PPN dan GST memiliki sifat dasar sama yakni:
1. Disebut pajak objektif dikarenakan merupakan pajak yang dikenakan atas
barang dan jasa
2. Dikenakan pada setiap mata rantai jalur produksi dan distribusi oleh
pengusaha kena pajak melalui mekanisme pengkreditan pajak masukan
terhadap pajak keluaran
3. Merupakan sama-sama pajak tidak langsung
• Seluruh literatur perpajakan dan para ahli pajak juga memiliki
kesimpulan yang sama yakni PPN dan GST sebenarnya merupakan
satu jenis pajak yang sama tetapi dengan penamaan yang berbeda
(International VAT/GST 2017)
• Value Added Tax dalam guidelines tersebut digunakan untuk mengacu
pada setiap pajak di suatu negara yang mengandung dasar PPN/GST
• ”you may have heard of the value added tax or VAT. This is another
name used for the GST, particularly in Europe…”(Min , The Essential
Guide to Malaysia GST 2015)
• Banyak juga negara yang memperlakukan PPN dan GST sebagai satu
jenis pajak dengan dua nama yang berbeda. Contohnya, di Singapura
yang ketika menjelaskan apa yang dimaksud dengan
GST ,menyebutkan bahwa di negara lain, GST dikenal dengan PPN
• Xu Yan menyebutkan dalam tulisannya Tax Notes International,
menyebutkan bahwa GST merupakan pajak yang diterapkan serupa
layaknya PPN di negara seperti Australia, Selandia Baru, dan Kanada
Pajak Konsumsi di Indonesia
• Pajak konsumsi merupakan bagian dari Pajak Pertambahan Nilai (PPN), yaitu pajak yang
dikenakan atas setiap pertambahan nilai dari barang atau jasa dari produsen ke konsumen.

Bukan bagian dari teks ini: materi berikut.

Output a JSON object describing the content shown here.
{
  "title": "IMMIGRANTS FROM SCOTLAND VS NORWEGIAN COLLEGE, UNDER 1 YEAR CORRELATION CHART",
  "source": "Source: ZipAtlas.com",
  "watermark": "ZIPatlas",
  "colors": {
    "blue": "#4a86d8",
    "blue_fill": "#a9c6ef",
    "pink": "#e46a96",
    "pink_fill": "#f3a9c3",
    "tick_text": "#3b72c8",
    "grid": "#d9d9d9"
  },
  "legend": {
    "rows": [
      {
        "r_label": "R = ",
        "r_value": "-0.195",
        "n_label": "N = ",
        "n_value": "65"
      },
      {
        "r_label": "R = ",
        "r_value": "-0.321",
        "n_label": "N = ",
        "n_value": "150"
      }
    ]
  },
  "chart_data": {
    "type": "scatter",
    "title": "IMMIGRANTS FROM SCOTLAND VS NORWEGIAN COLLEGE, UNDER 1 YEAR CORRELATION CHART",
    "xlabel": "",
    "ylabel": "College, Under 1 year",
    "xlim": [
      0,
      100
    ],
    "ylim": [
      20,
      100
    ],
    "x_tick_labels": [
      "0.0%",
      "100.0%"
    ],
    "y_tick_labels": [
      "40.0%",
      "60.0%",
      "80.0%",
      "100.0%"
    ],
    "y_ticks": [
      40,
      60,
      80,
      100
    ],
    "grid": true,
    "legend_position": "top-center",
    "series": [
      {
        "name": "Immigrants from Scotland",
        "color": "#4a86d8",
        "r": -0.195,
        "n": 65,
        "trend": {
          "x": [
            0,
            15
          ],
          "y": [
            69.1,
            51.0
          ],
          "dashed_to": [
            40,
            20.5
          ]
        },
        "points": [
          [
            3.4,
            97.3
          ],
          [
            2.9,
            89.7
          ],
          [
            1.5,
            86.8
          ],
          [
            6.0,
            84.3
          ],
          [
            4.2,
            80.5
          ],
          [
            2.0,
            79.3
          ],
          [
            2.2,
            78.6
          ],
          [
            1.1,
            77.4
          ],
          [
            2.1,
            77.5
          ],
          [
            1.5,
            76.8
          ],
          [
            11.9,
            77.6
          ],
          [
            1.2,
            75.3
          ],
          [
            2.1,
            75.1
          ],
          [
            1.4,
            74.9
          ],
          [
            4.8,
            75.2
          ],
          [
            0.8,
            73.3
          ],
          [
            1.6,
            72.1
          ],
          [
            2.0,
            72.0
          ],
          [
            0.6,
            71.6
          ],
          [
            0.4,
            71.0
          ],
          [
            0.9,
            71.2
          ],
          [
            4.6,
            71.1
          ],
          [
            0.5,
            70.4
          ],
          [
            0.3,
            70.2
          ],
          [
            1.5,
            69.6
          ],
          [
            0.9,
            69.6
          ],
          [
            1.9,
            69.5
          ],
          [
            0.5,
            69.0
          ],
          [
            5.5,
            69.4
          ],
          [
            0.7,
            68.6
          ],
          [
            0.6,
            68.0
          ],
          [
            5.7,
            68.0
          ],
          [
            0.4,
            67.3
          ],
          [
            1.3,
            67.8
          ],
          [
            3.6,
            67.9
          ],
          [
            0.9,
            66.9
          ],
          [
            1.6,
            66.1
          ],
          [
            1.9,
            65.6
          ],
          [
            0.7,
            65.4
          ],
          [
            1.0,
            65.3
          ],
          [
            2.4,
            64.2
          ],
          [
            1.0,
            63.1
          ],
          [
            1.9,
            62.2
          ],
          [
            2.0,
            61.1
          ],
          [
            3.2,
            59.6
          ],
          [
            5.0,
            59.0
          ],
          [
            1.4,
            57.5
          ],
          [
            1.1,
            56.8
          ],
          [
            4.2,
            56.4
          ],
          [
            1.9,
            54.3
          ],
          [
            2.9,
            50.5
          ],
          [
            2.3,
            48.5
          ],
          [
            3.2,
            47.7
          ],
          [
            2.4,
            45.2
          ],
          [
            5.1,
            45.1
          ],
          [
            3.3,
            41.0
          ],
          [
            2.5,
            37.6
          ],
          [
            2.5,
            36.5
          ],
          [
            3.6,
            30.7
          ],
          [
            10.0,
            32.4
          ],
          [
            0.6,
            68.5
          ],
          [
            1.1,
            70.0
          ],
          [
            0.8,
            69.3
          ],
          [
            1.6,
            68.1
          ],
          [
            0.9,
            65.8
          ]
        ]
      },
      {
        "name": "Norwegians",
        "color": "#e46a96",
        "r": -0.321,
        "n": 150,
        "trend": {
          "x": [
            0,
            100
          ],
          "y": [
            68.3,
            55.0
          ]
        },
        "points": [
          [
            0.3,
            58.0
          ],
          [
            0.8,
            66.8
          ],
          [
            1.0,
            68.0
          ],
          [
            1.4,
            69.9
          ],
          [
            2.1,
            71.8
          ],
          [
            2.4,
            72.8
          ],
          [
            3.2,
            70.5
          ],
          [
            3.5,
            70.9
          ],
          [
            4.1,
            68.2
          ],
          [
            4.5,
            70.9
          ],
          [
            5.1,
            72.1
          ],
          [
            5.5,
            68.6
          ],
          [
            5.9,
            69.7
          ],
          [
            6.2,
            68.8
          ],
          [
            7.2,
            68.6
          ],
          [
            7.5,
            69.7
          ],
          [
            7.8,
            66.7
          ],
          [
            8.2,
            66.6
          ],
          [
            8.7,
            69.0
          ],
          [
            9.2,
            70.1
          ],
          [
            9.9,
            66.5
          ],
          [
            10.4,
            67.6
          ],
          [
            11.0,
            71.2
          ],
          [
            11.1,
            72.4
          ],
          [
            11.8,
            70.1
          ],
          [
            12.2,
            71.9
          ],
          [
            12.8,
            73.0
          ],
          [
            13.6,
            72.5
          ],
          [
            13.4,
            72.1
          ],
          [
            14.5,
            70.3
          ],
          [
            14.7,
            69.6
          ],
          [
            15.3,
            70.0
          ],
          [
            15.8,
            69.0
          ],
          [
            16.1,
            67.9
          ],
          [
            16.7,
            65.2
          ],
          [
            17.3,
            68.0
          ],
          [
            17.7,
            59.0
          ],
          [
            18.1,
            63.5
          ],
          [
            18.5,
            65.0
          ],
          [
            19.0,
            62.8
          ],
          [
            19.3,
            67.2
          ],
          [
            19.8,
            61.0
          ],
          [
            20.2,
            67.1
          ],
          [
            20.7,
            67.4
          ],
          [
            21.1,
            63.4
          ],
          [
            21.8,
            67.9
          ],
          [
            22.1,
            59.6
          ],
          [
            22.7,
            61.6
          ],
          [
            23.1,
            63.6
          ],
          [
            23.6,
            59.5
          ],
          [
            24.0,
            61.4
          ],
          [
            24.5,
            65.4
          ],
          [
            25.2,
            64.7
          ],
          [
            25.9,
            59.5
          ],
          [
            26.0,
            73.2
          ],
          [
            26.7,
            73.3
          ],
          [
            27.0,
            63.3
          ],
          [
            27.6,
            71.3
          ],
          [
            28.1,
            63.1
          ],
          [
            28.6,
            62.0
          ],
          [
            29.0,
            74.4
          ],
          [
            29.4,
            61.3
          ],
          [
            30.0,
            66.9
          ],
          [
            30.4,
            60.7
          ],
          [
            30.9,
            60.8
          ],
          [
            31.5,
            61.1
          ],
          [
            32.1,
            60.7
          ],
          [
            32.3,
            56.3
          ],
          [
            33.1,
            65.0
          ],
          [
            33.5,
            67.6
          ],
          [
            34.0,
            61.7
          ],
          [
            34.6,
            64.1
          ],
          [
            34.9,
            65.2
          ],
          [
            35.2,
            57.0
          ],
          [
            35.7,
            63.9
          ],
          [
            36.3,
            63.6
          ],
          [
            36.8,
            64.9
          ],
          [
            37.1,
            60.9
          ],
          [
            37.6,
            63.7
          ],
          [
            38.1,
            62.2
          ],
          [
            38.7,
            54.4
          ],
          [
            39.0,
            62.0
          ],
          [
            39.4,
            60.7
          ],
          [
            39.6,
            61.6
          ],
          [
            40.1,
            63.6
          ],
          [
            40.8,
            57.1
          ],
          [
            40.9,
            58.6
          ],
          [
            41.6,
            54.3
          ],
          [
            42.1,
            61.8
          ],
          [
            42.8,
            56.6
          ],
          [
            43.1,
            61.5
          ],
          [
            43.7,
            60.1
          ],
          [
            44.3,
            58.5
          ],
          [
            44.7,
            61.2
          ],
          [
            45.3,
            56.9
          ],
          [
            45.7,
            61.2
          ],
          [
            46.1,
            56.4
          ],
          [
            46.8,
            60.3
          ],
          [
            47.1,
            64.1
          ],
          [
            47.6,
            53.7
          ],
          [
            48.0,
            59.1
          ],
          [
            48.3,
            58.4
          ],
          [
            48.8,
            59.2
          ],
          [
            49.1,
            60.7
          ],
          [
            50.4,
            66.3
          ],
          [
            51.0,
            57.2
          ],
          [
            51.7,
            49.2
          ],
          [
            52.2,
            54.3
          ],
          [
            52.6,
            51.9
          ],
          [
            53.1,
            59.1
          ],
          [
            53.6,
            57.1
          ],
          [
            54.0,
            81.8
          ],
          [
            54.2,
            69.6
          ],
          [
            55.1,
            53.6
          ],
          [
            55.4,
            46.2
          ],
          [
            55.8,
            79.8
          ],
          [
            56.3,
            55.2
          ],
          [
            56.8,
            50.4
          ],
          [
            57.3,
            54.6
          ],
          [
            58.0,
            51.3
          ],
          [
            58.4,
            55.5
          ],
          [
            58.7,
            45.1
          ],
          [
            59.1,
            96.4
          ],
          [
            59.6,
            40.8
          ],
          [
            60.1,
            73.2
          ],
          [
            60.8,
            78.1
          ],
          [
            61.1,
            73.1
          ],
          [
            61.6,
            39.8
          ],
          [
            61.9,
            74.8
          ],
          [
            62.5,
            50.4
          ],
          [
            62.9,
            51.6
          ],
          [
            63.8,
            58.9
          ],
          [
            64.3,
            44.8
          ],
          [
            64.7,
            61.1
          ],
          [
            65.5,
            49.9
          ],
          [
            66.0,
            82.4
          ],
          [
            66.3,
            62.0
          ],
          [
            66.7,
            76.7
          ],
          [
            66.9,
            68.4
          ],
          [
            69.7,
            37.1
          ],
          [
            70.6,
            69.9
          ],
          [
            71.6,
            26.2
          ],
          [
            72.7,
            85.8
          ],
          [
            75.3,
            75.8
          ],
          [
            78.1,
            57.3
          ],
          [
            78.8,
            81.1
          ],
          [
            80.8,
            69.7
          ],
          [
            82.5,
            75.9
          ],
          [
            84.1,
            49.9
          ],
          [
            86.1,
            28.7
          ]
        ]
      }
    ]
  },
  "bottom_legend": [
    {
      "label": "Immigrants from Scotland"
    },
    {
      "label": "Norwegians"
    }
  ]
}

Pajak yang dikenakan atas pembelian maupun penjualan suatu barang dan/atau jasa kena
pajak
• Hanya saja, konsep dasar konsumsi itu tersendiri masih bersifat umum, yakni konsumsi
barang dan/atau jasa yang di dalamnya bisa saja termasuk jenis objek yang dikenakan PPN
ataupun jenis konsumsi yang dikenai jenis pajak lainnya.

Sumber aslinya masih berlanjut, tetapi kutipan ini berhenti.